EXPERTS battling a rabies epidemic in Bali are warning Australians to brace for the arrival of the disease.

Rabies is island-hopping towards Australia through the Indonesian archipelago and is about 600km north of Darwin on the island of Pulau Larat, where it killed 19 people in 2010.

Helen Scott Orr, a former NSW chief veterinary officer working with the Indonesian government to help eradicate rabies from Bali, said the risk to Australia was increasing as more Indonesian islands fell to the disease.

Rabies has spread to 24 of Indonesia's 33 provinces.

"If it gets into West Papua, it is strongly likely that it will spread slowly and inexorably down through the entire island of Papua New Guinea, in which case it would be extremely close to our borders across the Torres Strait," Dr Scott Orr said.

"We don't know if the threat will be there in one year, in five years, in 10 years, or in 20 years -- it's just a likelihood that the threat will come."

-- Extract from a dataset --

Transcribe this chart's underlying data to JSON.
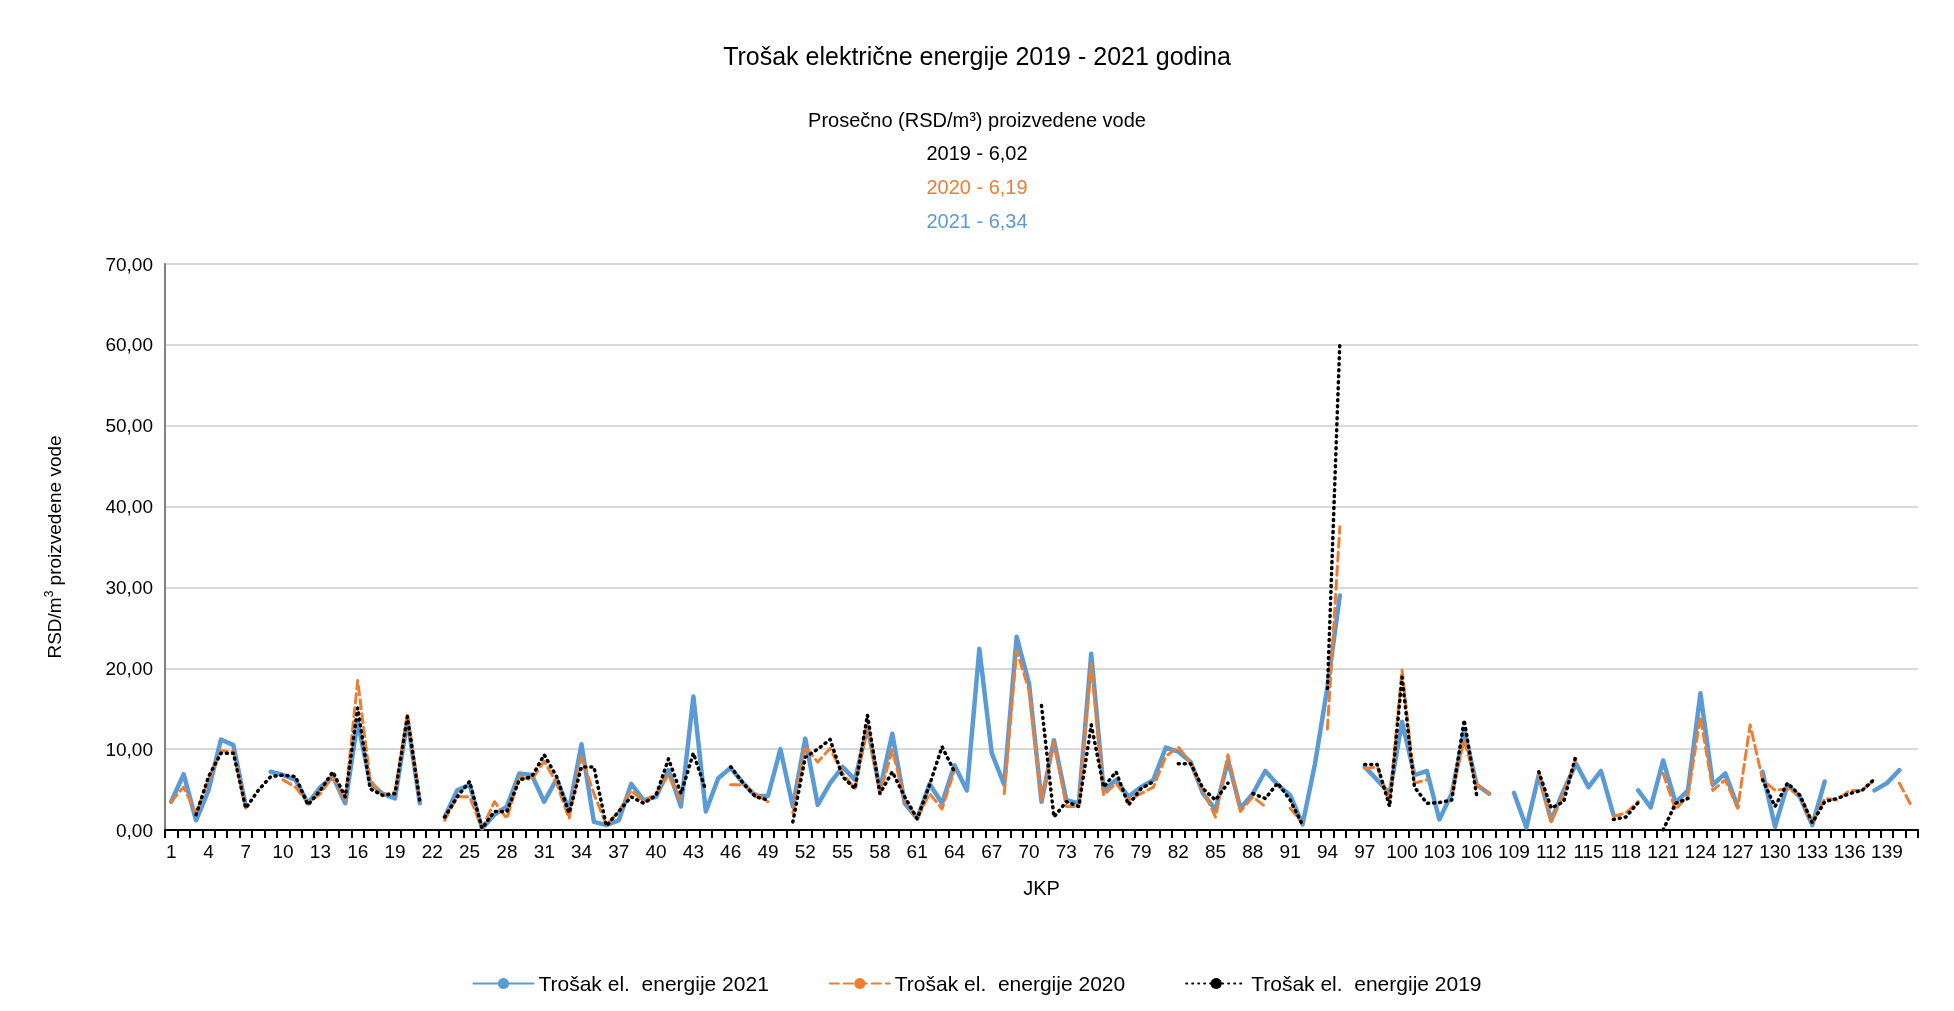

A spokeswoman for the Department of Agriculture, Fisheries and Forestry -- which oversees the Northern Australia Quarantine Strategy -- said rabies outbreaks on the Indonesian islands of Flores, Bali, Pulau Larat and Ambon had increased the risk of the disease entering Australia.

She said the "most likely potential pathway into remote northern Australia is an illegally imported, infected animal arriving by boat".